Nowhere in Rule 4 does the term “motion for reconsideration” appear. In fact, the term is nowhere mentioned or even recognized in the Federal Rules of Appellate Procedure or the Federal Rules of Civil Procedure. We noted that omission in Hatfield v. Bd. of Cnty. Comm'rs for Converse Cnty., 52 F.3d 858, 861 (10th Cir.1995).1 Our Hatfield decision charted the path for dealing with such motions. It requires us to look past the title of the motion to its substance. If the substance of the motion can reasonably be construed to identify it as one of the motions mentioned in Appellate Rule 4(a)(4)(A), we will treat it as such and the time for filing the notice of appeal is extended; otherwise not.
In this case we can easily construe plaintiff's Motion to Reconsider as one brought under Fed.R.Civ.P. 60; it expressly refers to and relies upon Rule 60 as the basis for reconsideration. So construed, the appeal time runs from the filing of the order disposing of it. Fed. R.App. P. 4(a)(4)(B)(ii). That resolves this matter. Nothing need be said about non-qualifying motions.
According to the majority,
[R]ule 60(b) is limited to relief from “a final judgment, order, or proceeding.” As the advisory committee note to the 1946 Amendment to Rule 60 states: “The addition of the qualifying word ‘final’ emphasizes the character of the judgments, orders or proceedings from which Rule 60(b) affords relief; and hence interlocutory judgments are not brought within the restrictions of the rule․”
Majority Opinion at 5.
The order denying class certification may not have been final, but that does not mean Rule 60 is inapplicable. Civil Rule 23(f), adopted in 1998, is an exception to the general finality rule. In authorizing an appeal from the granting or denial of class action certification, it necessarily recognizes that orders granting or denying class certification are not final, but it treats them as final for appeal purposes. In like manner, Appellate Rule 5, adopted in 1965, recognizes that some permitted appeals are from non-final orders; it, too, treats them as final and sets the time for appeal as dictated in the “statute or rule” (Civil Rule 23 in this case) or as provided in Appellate Rule 4. While Rule 23 sets the appeal time at 14 days, neither it nor Appellate Rule 5, speak to motions which might extend the time for filing a notice of appeal. There is no need to do so because Rule 5 specifically refers to Rule 4. That reference would seem to make Rule 4 the place to look for such exceptions, as it specifically deals with them; it makes no mention of a “Motion to Reconsider.”
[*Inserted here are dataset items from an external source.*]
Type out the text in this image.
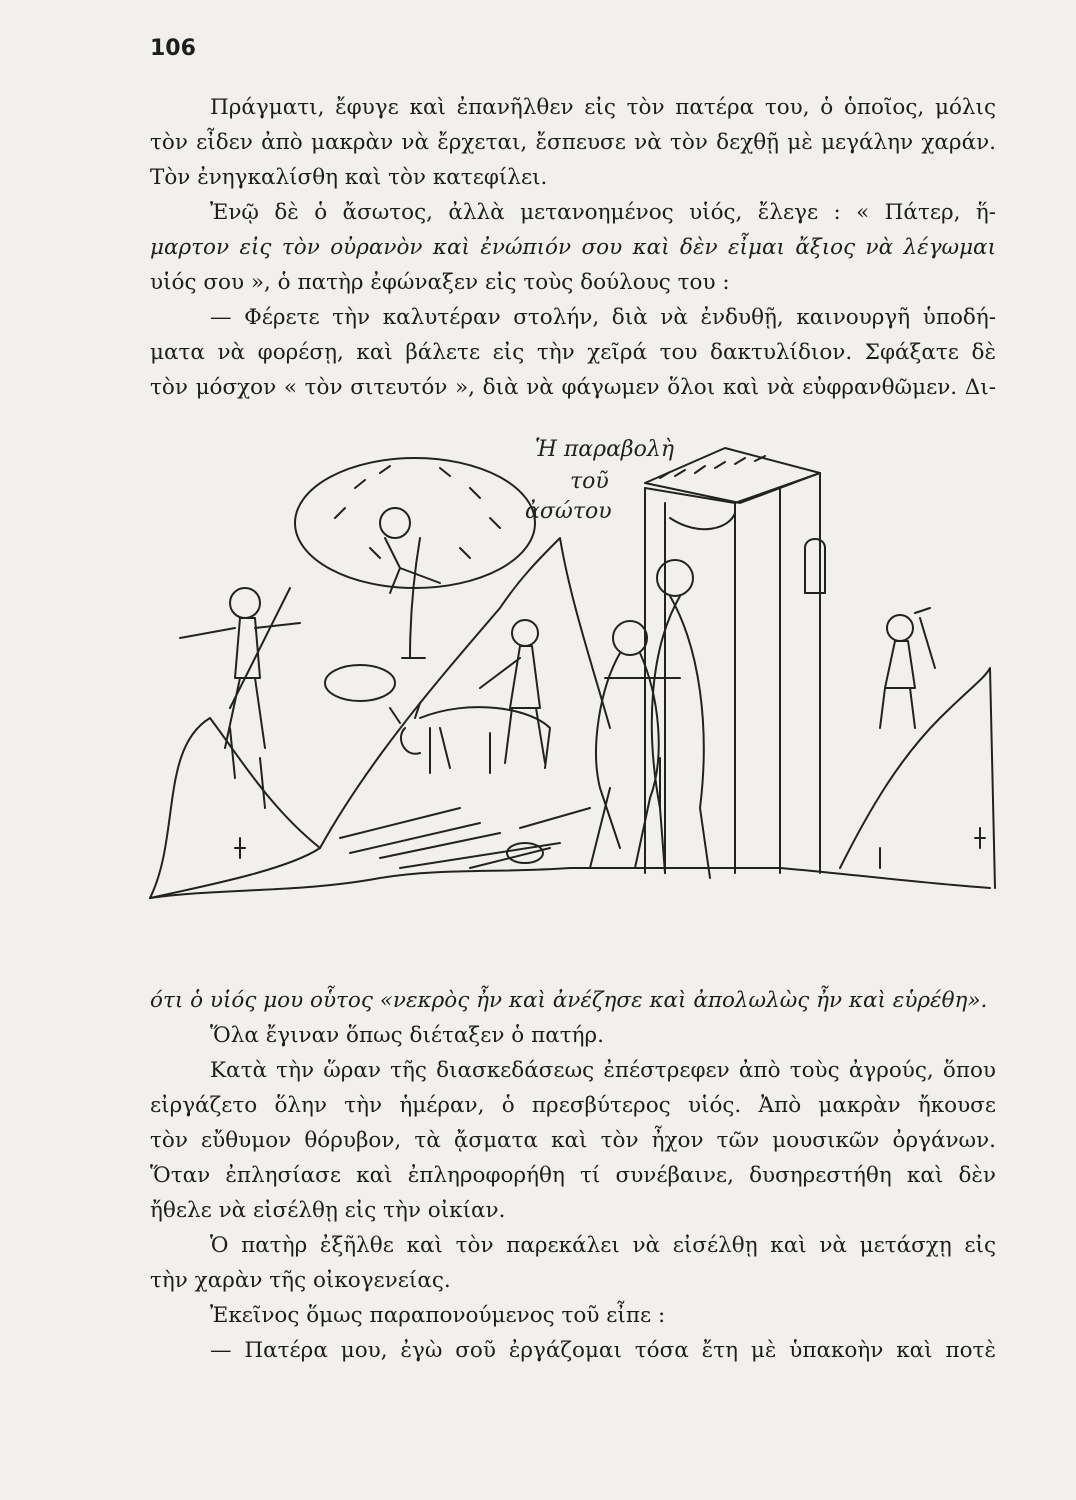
106

Πράγματι, ἔφυγε καὶ ἐπανῆλθεν εἰς τὸν πατέρα του, ὁ ὁποῖος, μόλις

τὸν εἶδεν ἀπὸ μακρὰν νὰ ἔρχεται, ἔσπευσε νὰ τὸν δεχθῇ μὲ μεγάλην χαράν.

Τὸν ἐνηγκαλίσθη καὶ τὸν κατεφίλει.

Ἐνῷ δὲ ὁ ἄσωτος, ἀλλὰ μετανοημένος υἱός, ἔλεγε : « Πάτερ, ἥ-

μαρτον εἰς τὸν οὐρανὸν καὶ ἐνώπιόν σου καὶ δὲν εἶμαι ἄξιος νὰ λέγωμαι

υἱός σου », ὁ πατὴρ ἐφώναξεν εἰς τοὺς δούλους του :

— Φέρετε τὴν καλυτέραν στολήν, διὰ νὰ ἐνδυθῇ, καινουργῆ ὑποδή-

ματα νὰ φορέσῃ, καὶ βάλετε εἰς τὴν χεῖρά του δακτυλίδιον. Σφάξατε δὲ

τὸν μόσχον « τὸν σιτευτόν », διὰ νὰ φάγωμεν ὅλοι καὶ νὰ εὐφρανθῶμεν. Δι-

Ἡ παραβολὴ τοῦ ἀσώτου

ότι ὁ υἱός μου οὗτος «νεκρὸς ἦν καὶ ἀνέζησε καὶ ἀπολωλὼς ἦν καὶ εὑρέθη».

Ὅλα ἔγιναν ὅπως διέταξεν ὁ πατήρ.

Κατὰ τὴν ὥραν τῆς διασκεδάσεως ἐπέστρεφεν ἀπὸ τοὺς ἀγρούς, ὅπου

εἰργάζετο ὅλην τὴν ἡμέραν, ὁ πρεσβύτερος υἱός. Ἀπὸ μακρὰν ἤκουσε

τὸν εὔθυμον θόρυβον, τὰ ᾄσματα καὶ τὸν ἦχον τῶν μουσικῶν ὀργάνων.

Ὅταν ἐπλησίασε καὶ ἐπληροφορήθη τί συνέβαινε, δυσηρεστήθη καὶ δὲν

ἤθελε νὰ εἰσέλθῃ εἰς τὴν οἰκίαν.

Ὁ πατὴρ ἐξῆλθε καὶ τὸν παρεκάλει νὰ εἰσέλθῃ καὶ νὰ μετάσχῃ εἰς

τὴν χαρὰν τῆς οἰκογενείας.

Ἐκεῖνος ὅμως παραπονούμενος τοῦ εἶπε :

— Πατέρα μου, ἐγὼ σοῦ ἐργάζομαι τόσα ἔτη μὲ ὑπακοὴν καὶ ποτὲ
I am not convinced that the Seventh Circuit's opinion in Blair v. Equifax Check Services, Inc., 181 F.3d 832, 837 (7th Cir.1999) gives license to this panel to ignore Tenth Circuit cases discouraging the promiscuous use of undifferentiated motions to reconsider. Restricting time extensions triggered by nominal motions to reconsider to those which are, in fact, motions identified in Appellate Rule 4, as we have historically done, maintains the spirit of the rules and discourages lazy practice or misuse.
1. Under Fed. R.App. P. 5(b)(3), “[t]he petition and answer will be submitted without oral argument unless the court of appeals orders otherwise.” Because oral argument would not materially assist the determination of the appeal, we decide this matter without oral argument.
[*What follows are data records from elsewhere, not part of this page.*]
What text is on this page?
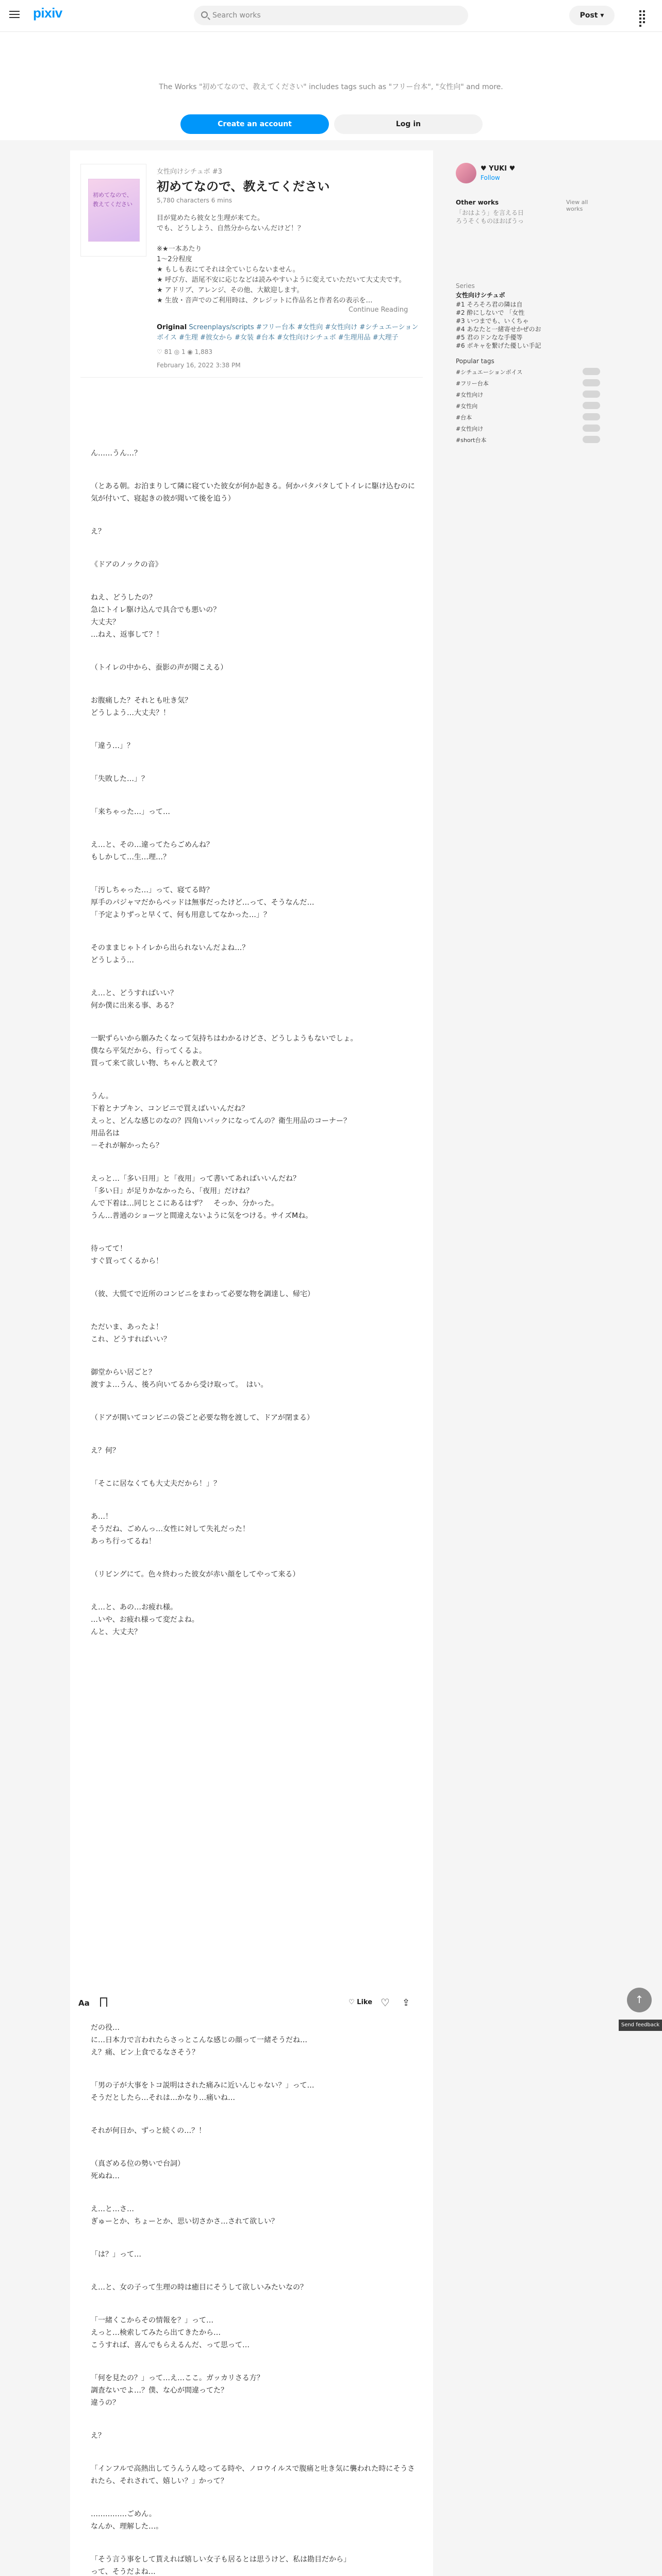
pixiv	Search works	Post ▾

The Works "初めてなので、教えてください" includes tags such as "フリー台本", "女性向" and more.

Create an account	Log in
初めてなので、教えてください
女性向けシチュボ #3
初めてなので、教えてください
5,780 characters 6 mins

目が覚めたら彼女と生理が来てた。

でも、どうしよう、自然分からないんだけど！？

※★一本あたり

1～2分程度

★ もしも表にてそれは全ていじらないません。

★ 呼び方、語尾不安に応じなどは読みやすいように変えていただいて大丈夫です。

★ アドリブ、アレンジ、その他、大歓迎します。

★ 生放・音声でのご利用時は、クレジットに作品名と作者名の表示を…

Continue Reading
Original Screenplays/scripts #フリー台本 #女性向 #女性向け #シチュエーションボイス #生理 #彼女から #女装 #台本 #女性向けシチュボ #生理用品 #大理子
♡ 81 ◎ 1 ◉ 1,883
February 16, 2022 3:38 PM

ん……うん…？

（とある朝。お泊まりして隣に寝ていた彼女が何か起きる。何かパタパタしてトイレに駆け込むのに気が付いて、寝起きの彼が聞いて後を追う）

え？

《ドアのノックの音》

ねえ、どうしたの？
急にトイレ駆け込んで具合でも悪いの？
大丈夫？
…ねえ、返事して？！

（トイレの中から、蚕影の声が聞こえる）

お腹痛した？それとも吐き気？
どうしよう…大丈夫？！

「違う…」？

「失敗した…」？

「来ちゃった…」って…

え…と、その…違ってたらごめんね？
もしかして…生…理…？

「汚しちゃった…」って、寝てる時？
厚手のパジャマだからベッドは無事だったけど…って、そうなんだ…
「予定よりずっと早くて、何も用意してなかった…」？

そのままじゃトイレから出られないんだよね…？
どうしよう…

え…と、どうすればいい？
何か僕に出来る事、ある？

一駅ずらいから願みたくなって気持ちはわかるけどさ、どうしようもないでしょ。
僕なら平気だから、行ってくるよ。
買って来て欲しい物、ちゃんと教えて？

うん。
下着とナプキン、コンビニで買えばいいんだね？
えっと、どんな感じのなの？四角いパックになってんの？衛生用品のコーナー？
用品名は
－それが解かったら？

えっと…「多い日用」と「夜用」って書いてあればいいんだね？
「多い日」が足りかなかったら、「夜用」だけね？
んで下着は…同じとこにあるはず？　そっか、分かった。
うん…普通のショーツと間違えないように気をつける。サイズMね。

待ってて！
すぐ買ってくるから！

（彼、大慌てで近所のコンビニをまわって必要な物を調達し、帰宅）

ただいま、あったよ！
これ、どうすればいい？

御堂からい居ごと？
渡すよ…うん、後ろ向いてるから受け取って。　はい。

（ドアが開いてコンビニの袋ごと必要な物を渡して、ドアが閉まる）

え？何？

「そこに居なくても大丈夫だから！」？

あ…！
そうだね、ごめんっ…女性に対して失礼だった！
あっち行ってるね！

（リビングにて。色々終わった彼女が赤い顔をしてやって来る）

え…と、あの…お疲れ様。
…いや、お疲れ様って変だよね。
んと、大丈夫？

Aa	♡ Like ♡ ⇪

だの役…
に…日本力で言われたらさっとこんな感じの顔って一緒そうだね…
え？痛、ピン上食でるなさそう？

「男の子が大事をトコ説明はされた痛みに近いんじゃない？」って…
そうだとしたら…それは…かなり…痛いね…

それが何日か、ずっと続くの…？！

（真ざめる位の勢いで台詞）
死ぬね…

え…と…さ…
ぎゅーとか、ちょーとか、思い切さかさ…されて欲しい？

「は？」って…

え…と、女の子って生理の時は癒目にそうして欲しいみたいなの？

「一緒くこからその情報を？」って…
えっと…検索してみたら出てきたから…
こうすれば、喜んでもらえるんだ、って思って…

「何を見たの？」って…え…ここ。ガッカリさる方？
調査ないでよ…？僕、な心が間違ってた？
違うの？

え？

「インフルで高熱出してうんうん唸ってる時や、ノロウイルスで腹痛と吐き気に襲われた時にそうされたら、それされて、嬉しい？」かって？

……………ごめん。
なんか、理解した…。

「そう言う事をして貰えれば嬉しい女子も居るとは思うけど、私は勘目だから」
って、そうだよね…

♥ YUKI ♥
Follow
Other works	View all works
「おはよう」を言える日
ろうそくものほおばうっ
Series
女性向けシチュボ
#1 そろそろ君の隣は自
#2 酔にしないで 「女性
#3 いつまでも、いくちゃ
#4 あなたと一緒寄せかぜのお
#5 君のドンなな手優等
#6 ボキャを繋げた優しい手記
Popular tags
#シチュエーションボイス
#フリー台本
#女性向け
#女性向
#台本
#女性向け
#short台本
↑
Send feedback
1. See also Warren v. Am. Bankers Ins. of Florida, 507 F.3d 1239, 1243 (10th Cir.2007) (“For nearly twenty years ․ we have admonished counsel that the Federal Rules of Civil Procedure do not recognize that creature known all too well as the ‘motion to reconsider’ or ‘motion for reconsideration.’ “ We are not alone. See, e.g., Auto Serv. Co., Inc. v. KPMG, LLP, 537 F.3d 853, 855 (8th Cir.2008); Hope v. United States, 43 F.3d 1140, 1142 n. 2 (7th Cir.1994).